The ABA says their ratings are based on "professional competence, integrity, and judicial temperament."  Supreme Court Chief Justice John Roberts, and Justices Samuel Alito, Stephen Breyer, and Ruth Bader Ginsburg all received the ABA's highest ratings.

"But," continues the article,  "Justice Clarence Thomas was given a split rating of 'qualified' and 'not qualified.'  Judge Robert H. Bork, whose nomination was rejected by the Senate in 1987, received a curious split decision, with the majority calling him 'well qualified' but four members saying he was 'unqualified.'"

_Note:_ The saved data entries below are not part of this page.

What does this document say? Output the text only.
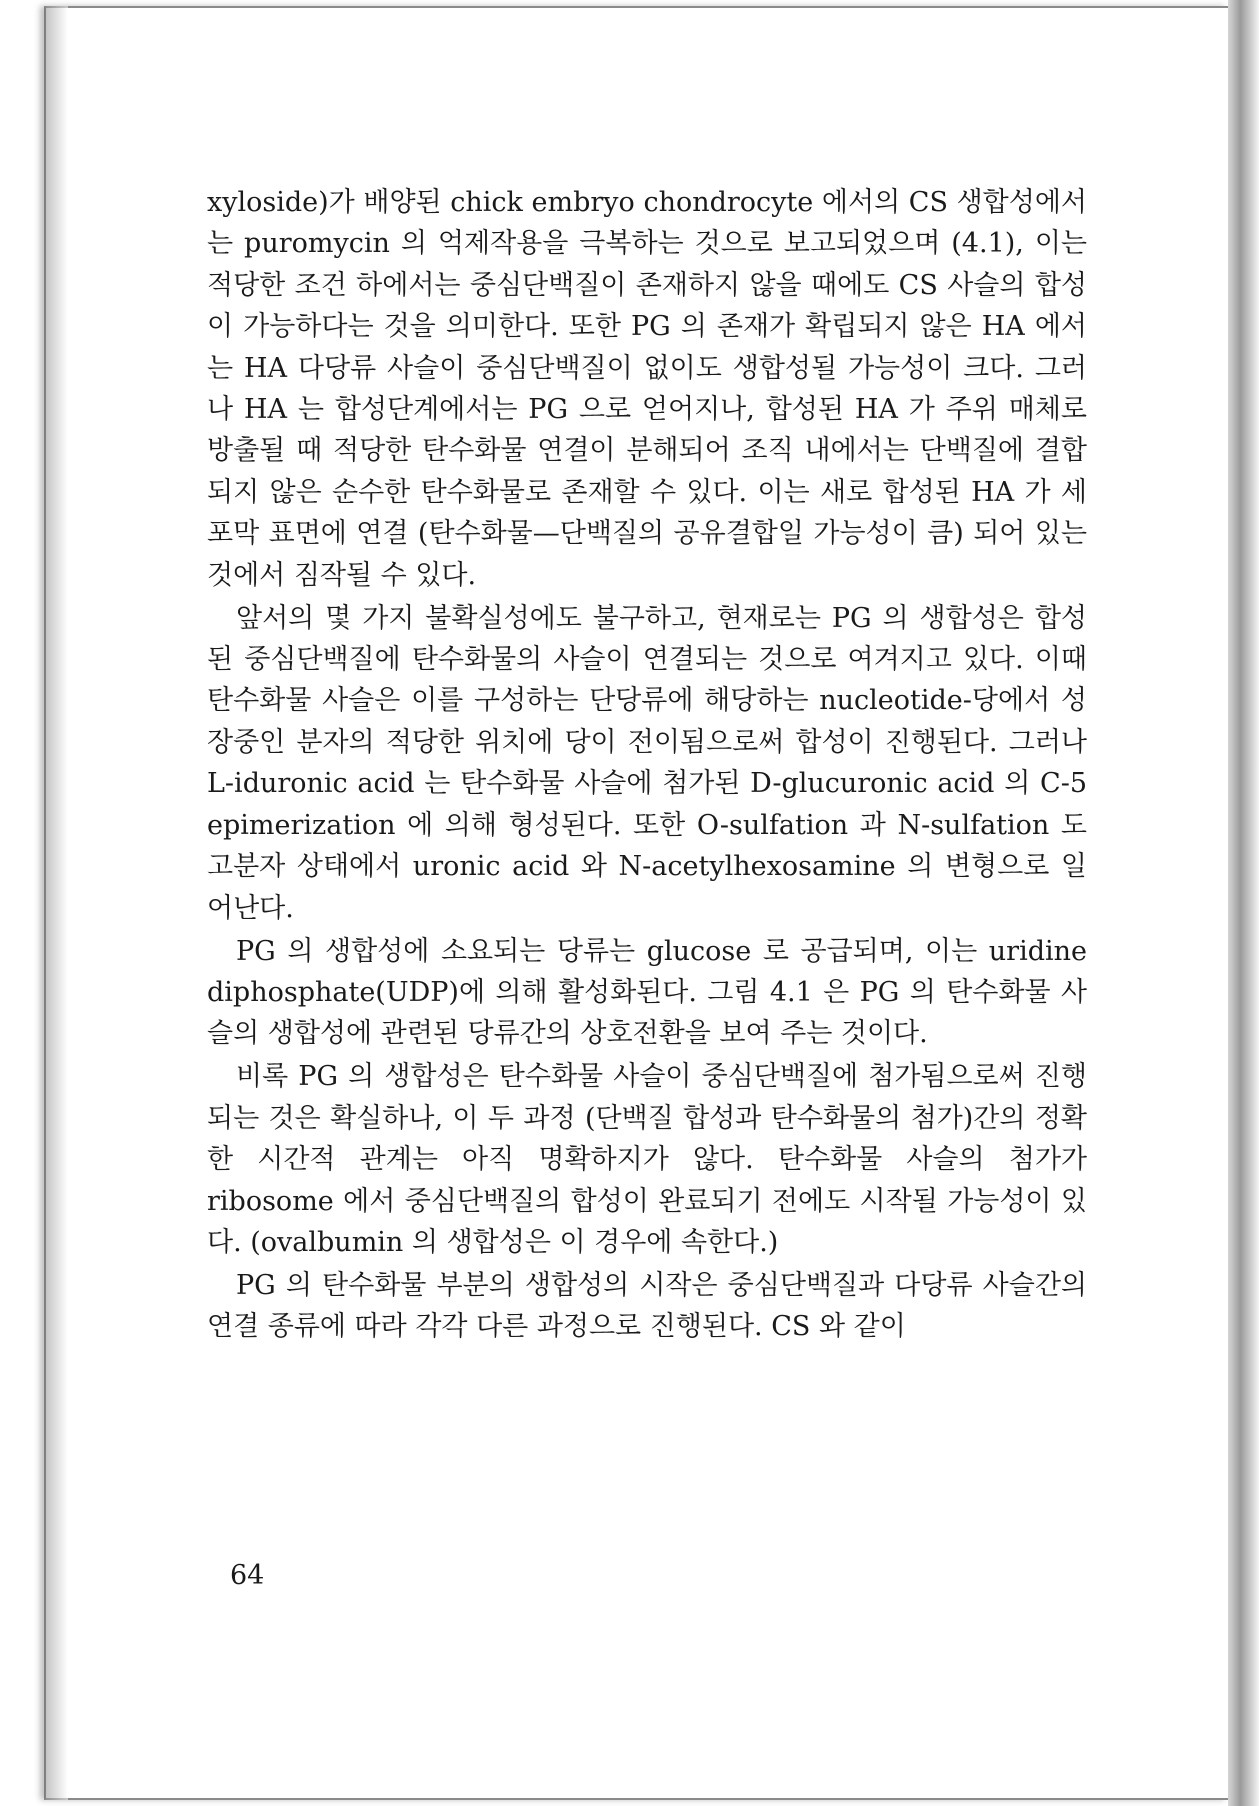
xyloside)가 배양된 chick embryo chondrocyte 에서의 CS 생합성에서는 puromycin 의 억제작용을 극복하는 것으로 보고되었으며 (4.1), 이는 적당한 조건 하에서는 중심단백질이 존재하지 않을 때에도 CS 사슬의 합성이 가능하다는 것을 의미한다. 또한 PG 의 존재가 확립되지 않은 HA 에서는 HA 다당류 사슬이 중심단백질이 없이도 생합성될 가능성이 크다. 그러나 HA 는 합성단계에서는 PG 으로 얻어지나, 합성된 HA 가 주위 매체로 방출될 때 적당한 탄수화물 연결이 분해되어 조직 내에서는 단백질에 결합되지 않은 순수한 탄수화물로 존재할 수 있다. 이는 새로 합성된 HA 가 세포막 표면에 연결 (탄수화물—단백질의 공유결합일 가능성이 큼) 되어 있는 것에서 짐작될 수 있다.

앞서의 몇 가지 불확실성에도 불구하고, 현재로는 PG 의 생합성은 합성된 중심단백질에 탄수화물의 사슬이 연결되는 것으로 여겨지고 있다. 이때 탄수화물 사슬은 이를 구성하는 단당류에 해당하는 nucleotide-당에서 성장중인 분자의 적당한 위치에 당이 전이됨으로써 합성이 진행된다. 그러나 L-iduronic acid 는 탄수화물 사슬에 첨가된 D-glucuronic acid 의 C-5 epimerization 에 의해 형성된다. 또한 O-sulfation 과 N-sulfation 도 고분자 상태에서 uronic acid 와 N-acetylhexosamine 의 변형으로 일어난다.

PG 의 생합성에 소요되는 당류는 glucose 로 공급되며, 이는 uridine diphosphate(UDP)에 의해 활성화된다. 그림 4.1 은 PG 의 탄수화물 사슬의 생합성에 관련된 당류간의 상호전환을 보여 주는 것이다.

비록 PG 의 생합성은 탄수화물 사슬이 중심단백질에 첨가됨으로써 진행되는 것은 확실하나, 이 두 과정 (단백질 합성과 탄수화물의 첨가)간의 정확한 시간적 관계는 아직 명확하지가 않다. 탄수화물 사슬의 첨가가 ribosome 에서 중심단백질의 합성이 완료되기 전에도 시작될 가능성이 있다. (ovalbumin 의 생합성은 이 경우에 속한다.)

PG 의 탄수화물 부분의 생합성의 시작은 중심단백질과 다당류 사슬간의 연결 종류에 따라 각각 다른 과정으로 진행된다. CS 와 같이

64
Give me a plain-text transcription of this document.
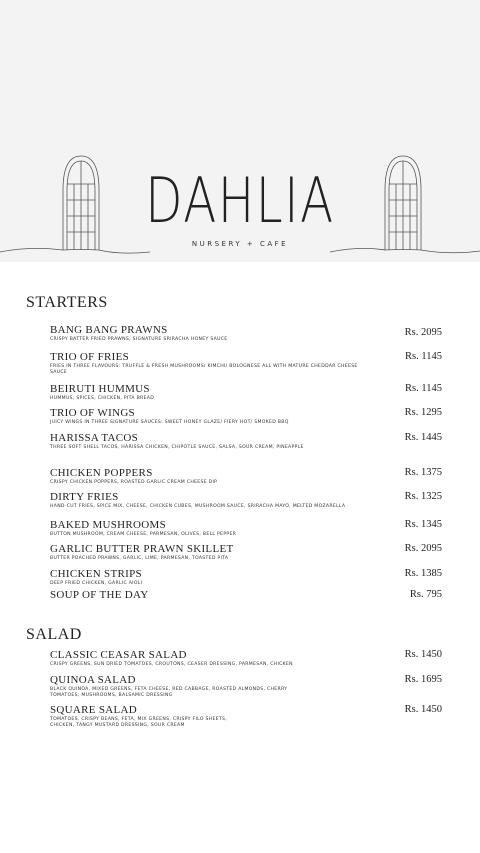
DAHLIA
NURSERY + CAFE
STARTERS
BANG BANG PRAWNS
CRISPY BATTER FRIED PRAWNS, SIGNATURE SRIRACHA HONEY SAUCE
Rs. 2095
TRIO OF FRIES
FRIES IN THREE FLAVOURS: TRUFFLE & FRESH MUSHROOMS/ KIMCHI/ BOLOGNESE ALL WITH MATURE CHEDDAR CHEESE SAUCE
Rs. 1145
BEIRUTI HUMMUS
HUMMUS, SPICES, CHICKEN, PITA BREAD
Rs. 1145
TRIO OF WINGS
JUICY WINGS IN THREE SIGNATURE SAUCES: SWEET HONEY GLAZE/ FIERY HOT/ SMOKED BBQ
Rs. 1295
HARISSA TACOS
THREE SOFT SHELL TACOS, HARISSA CHICKEN, CHIPOTLE SAUCE, SALSA, SOUR CREAM, PINEAPPLE
Rs. 1445
CHICKEN POPPERS
CRISPY CHICKEN POPPERS, ROASTED GARLIC CREAM CHEESE DIP
Rs. 1375
DIRTY FRIES
HAND-CUT FRIES, SPICE MIX, CHEESE, CHICKEN CUBES, MUSHROOM SAUCE, SRIRACHA MAYO, MELTED MOZARELLA
Rs. 1325
BAKED MUSHROOMS
BUTTON MUSHROOM, CREAM CHEESE, PARMESAN, OLIVES, BELL PEPPER
Rs. 1345
GARLIC BUTTER PRAWN SKILLET
BUTTER POACHED PRAWNS, GARLIC, LIME, PARMESAN, TOASTED PITA
Rs. 2095
CHICKEN STRIPS
DEEP FRIED CHICKEN, GARLIC AIOLI
Rs. 1385
SOUP OF THE DAY	Rs. 795
SALAD
CLASSIC CEASAR SALAD
CRISPY GREENS, SUN DRIED TOMATOES, CROUTONS, CEASER DRESSING, PARMESAN, CHICKEN
Rs. 1450
QUINOA SALAD
BLACK QUINOA, MIXED GREENS, FETA CHEESE, RED CABBAGE, ROASTED ALMONDS, CHERRY TOMATOES, MUSHROOMS, BALSAMIC DRESSING
Rs. 1695
SQUARE SALAD
TOMATOES, CRISPY BEANS, FETA, MIX GREENS, CRISPY FILO SHEETS, CHICKEN, TANGY MUSTARD DRESSING, SOUR CREAM
Rs. 1450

Hmm.  Does any informed observer really think Clarence Thomas was a good nominee or has served any meaningful role on the Supreme Court? (He's written fewer opinions than any other justice, by an order of magnitude.) Or that we'd be better off if the Senate had confirmed Robert Bork? (Egads!)  Rather than indicating bias, is it not possible that this study confirms that certain administrations have less interest in qualified justices with competence, integrity and even-handedness in judicial temperament?

Where do journalists (and, apparently, political scientists) get the idea that unbiased means everything working out equally for two sides?  By those lights, the last election was biased because Obama won handily.  It couldn't have had anything to do with his qualifications, integrity or temperament...

If the ABA cannot find it in their collective heart to grant the highest ratings to men like Thomas and Bork, well, that is merely proof of their professional competence and integrity. Keep up the good work, folks.